Experience 1:  Musah Lab, Duke University  

Date: January 2020 – April 2023 (500+ hours)

Advisor:  Dr. Samria Musah


During freshman year, I was introduced to tissue engineering after joining Dr. Samira Musah’s lab at Duke University. Affiliated with Biomedical Engineering and School of Medicine, our lab focuses on integrating stem cell biology with engineering to model and understand kidney development and disease mechanisms. For the past 3.5 years, I have been developing a kidney glomerulus organ-on-a-chip with a biomaterial membrane to model blood filtration and kidney disease. Organ-on-a-chips are microfluidic devices containing two overlapping channels separated by a membrane. Cells are seeded in both channels to form monolayers along both sides of the membrane, creating a structurally complex microenvironment that better mimics what cells experience in vivo. Some of this work was published in Bioengineering ( and presented at the 2022 Northeast Bioengineering Conference and the 2022 Annual BMES Meeting. 

Experience 2:   Duke International Genetically Engineered Machine (iGEM)


Date: September 2020 – October 2022

Advisor: Dr. Cameron Kim 


Duke International Genetically Engineered Machine (iGEM) is an undergraduate-led synthetic biology research group. Clinical glioblastoma treatment is limited by the lack of a scalable, physiologically relevant model for drug testing. To address this, we are developing a brain organoid-based drug screening platform to characterize treatment efficacy in IDH1-mutated patient-derived glioma cells. A plasmid reporter system is used to quantify the concentration of D-2-HG, an oncometabolite upregulated by IDH1, as a readout for tumor growth. When a drug that reduces D-2-HG levels is added to the system, the fluorescence or luminescence levels in the glioma cells will decrease. We designed the fluorescent and luminescent reporter plasmids, synthesized the constructs using PCR and Gibson Assembly, and transfected them into HEK 293T cells. Additionally, we electroporated commercially available plasmids into primary glioma cells as a proof-of-concept for integrating our own plasmids into these cells. We are working on finalizing our reporter constructs, integrating them into our co-culture system, and testing the efficacy of therapies using our platform. We published our project as a website, were awarded the 2021 iGEM Team Impact grant, presented at the 2021 iGEM Giant Jamboree, and won a silver medal at the 2022 iGEM Grand Jamboree.   
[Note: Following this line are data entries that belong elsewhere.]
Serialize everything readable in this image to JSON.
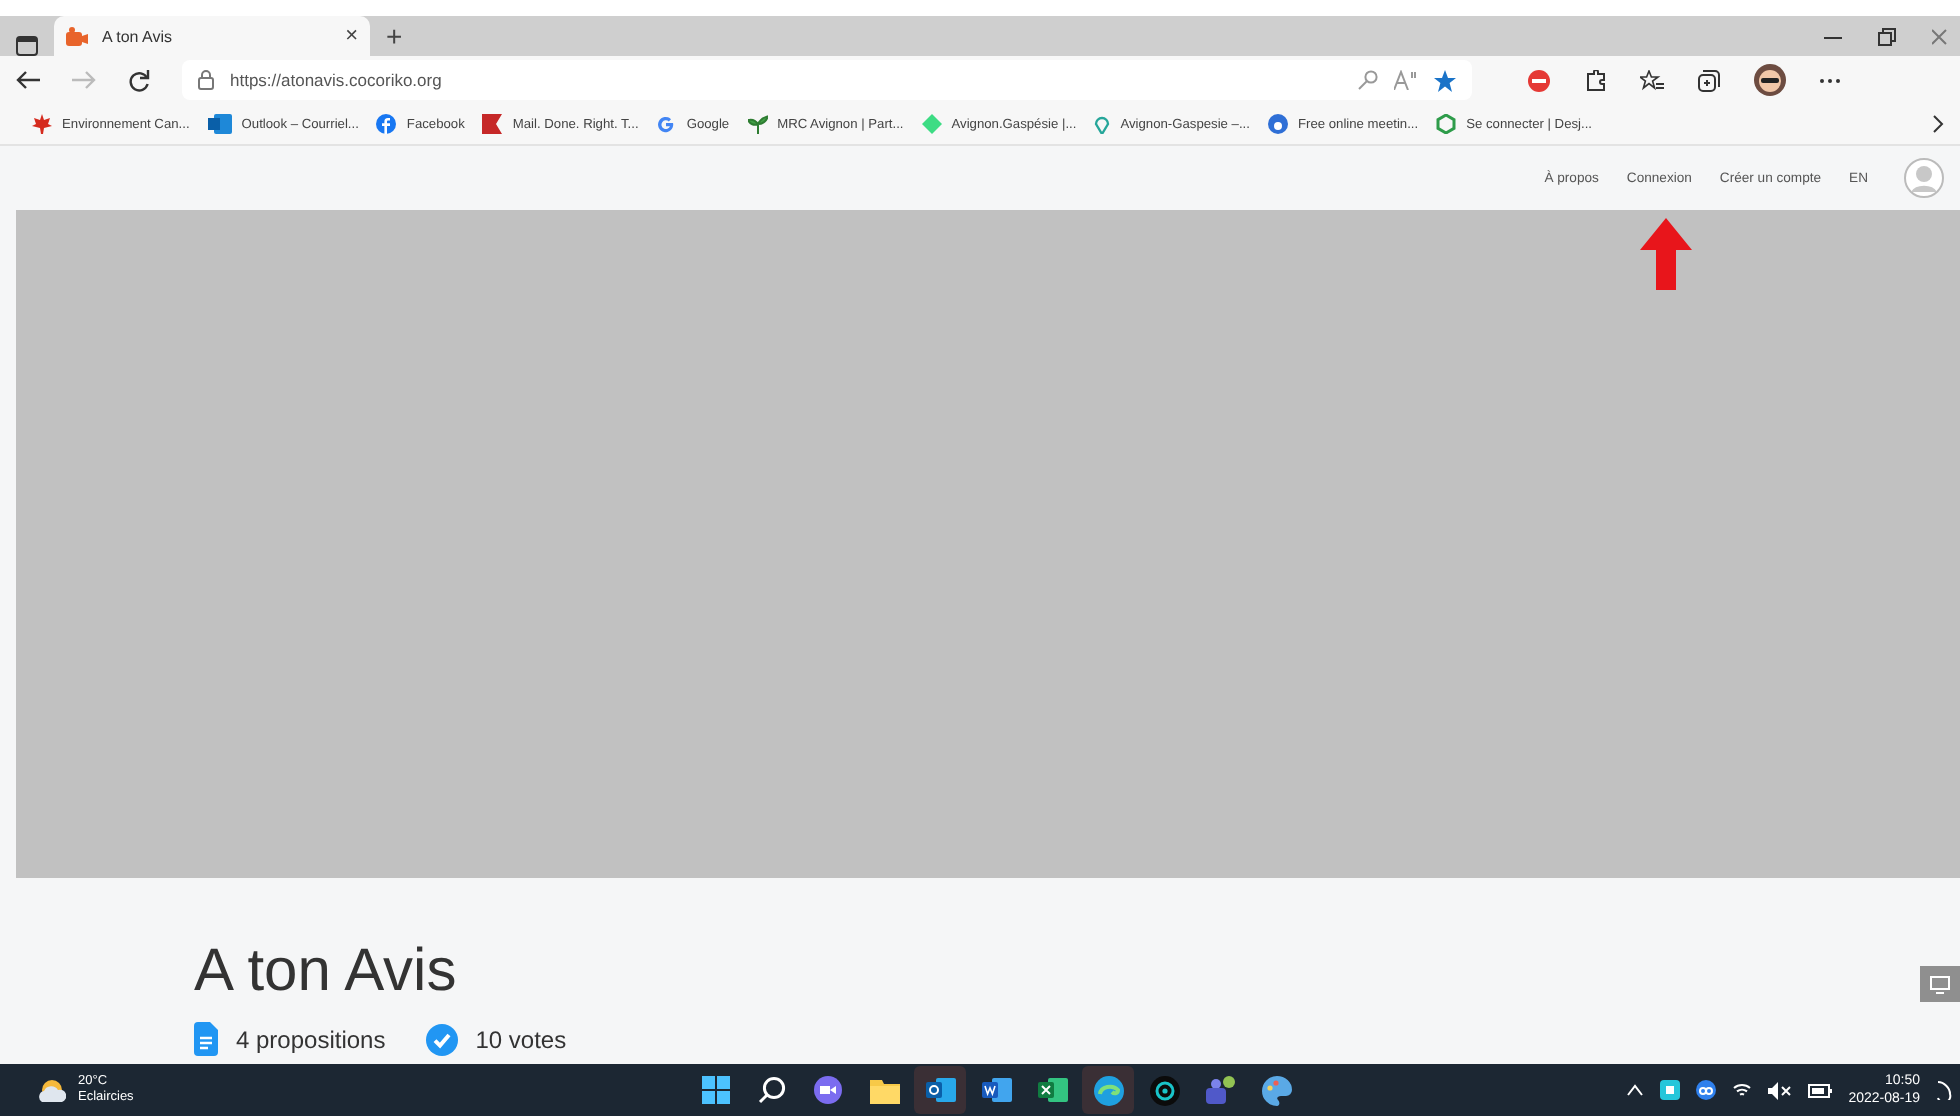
{
  "browser": {
    "tab": {
      "title": "A ton Avis",
      "close": "×",
      "new_tab": "+"
    },
    "address": "https://atonavis.cocoriko.org",
    "bookmarks": [
      {
        "kind": "leaf",
        "label": "Environnement Can..."
      },
      {
        "kind": "outlook",
        "label": "Outlook – Courriel..."
      },
      {
        "kind": "facebook",
        "label": "Facebook"
      },
      {
        "kind": "flag",
        "label": "Mail. Done. Right. T..."
      },
      {
        "kind": "google",
        "label": "Google"
      },
      {
        "kind": "sprout",
        "label": "MRC Avignon | Part..."
      },
      {
        "kind": "diamond",
        "label": "Avignon.Gaspésie |..."
      },
      {
        "kind": "pin",
        "label": "Avignon-Gaspesie –..."
      },
      {
        "kind": "disc",
        "label": "Free online meetin..."
      },
      {
        "kind": "ring",
        "label": "Se connecter | Desj..."
      }
    ]
  },
  "site_nav": {
    "links": [
      "À propos",
      "Connexion",
      "Créer un compte",
      "EN"
    ]
  },
  "project": {
    "title": "A ton Avis",
    "stats": [
      {
        "kind": "document",
        "text": "4 propositions"
      },
      {
        "kind": "check",
        "text": "10 votes"
      }
    ]
  },
  "taskbar": {
    "weather": {
      "temp": "20°C",
      "condition": "Eclaircies"
    },
    "apps": [
      {
        "kind": "start",
        "active": false
      },
      {
        "kind": "search",
        "active": false
      },
      {
        "kind": "video",
        "active": false
      },
      {
        "kind": "folder",
        "active": false
      },
      {
        "kind": "outlook",
        "active": true
      },
      {
        "kind": "word",
        "active": false
      },
      {
        "kind": "excel",
        "active": false
      },
      {
        "kind": "edge",
        "active": true
      },
      {
        "kind": "target",
        "active": false
      },
      {
        "kind": "teams",
        "active": false
      },
      {
        "kind": "paint",
        "active": false
      }
    ],
    "time": "10:50",
    "date": "2022-08-19"
  }
}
Experience 3: Delcassian Lab, Amgen Scholars Program at UC Berkeley

Date: June 2022 – August 2022

Advisors: Dr. Derfogail Delcassian


I was selected as a 2022 Amgen Scholar at the University of California, Berkeley. I led a project developing a lymph node organ-on-chip of dendritic cell migration and activation of T cells for modeling adaptive immune response to mRNA vaccines. Vaccines often fail during clinical trials due to poor efficacy or unpredicted toxicity. Preclinical testing is currently performed in cell culture and animal models, which do not adequately model the complex microenvironment of the human lymph node. I developed a lymph-node-on-chip device for more physiologically accurate vaccine screening. Dendritic cell (DC) migration from the periphery to the lymph node upon mRNA vaccination is critical to initiate the adaptive immune response. Activated DCs upregulate the chemokine-receptor CCR7, which allows them to migrate towards the chemokine CCL19-secreting lymph node and activate T cells. We developed a lymph node-on-a-chip that recapitulates chemokine-mediated DC migration to the lymph node paracortex and T cell activation. The microfluidic device is fabricated in poly(dimethylsiloxane) (PDMS) using soft-lithography and can generate CCL19 concentration gradients via a hydrogel embedded within the PDMS microchannels. Future work will aim to demonstrate chemotaxis of activated DCs along the CCL19 concentration gradient and the activation of T cells, as evidenced by increased CD69 expression, an early activation marker, and IL-2 secretion. Overall, this lymph node-on-a-chip has the microstructure necessary for modeling the antigen exposure and immune cell activation stages of adaptive immunity, providing a new tool for evaluating mRNA vaccine efficacy and toxicities in vitro. This work was presented as a poster presentation and oral presentation at the 2022 UC Berkeley Amgen Scholars Symposium.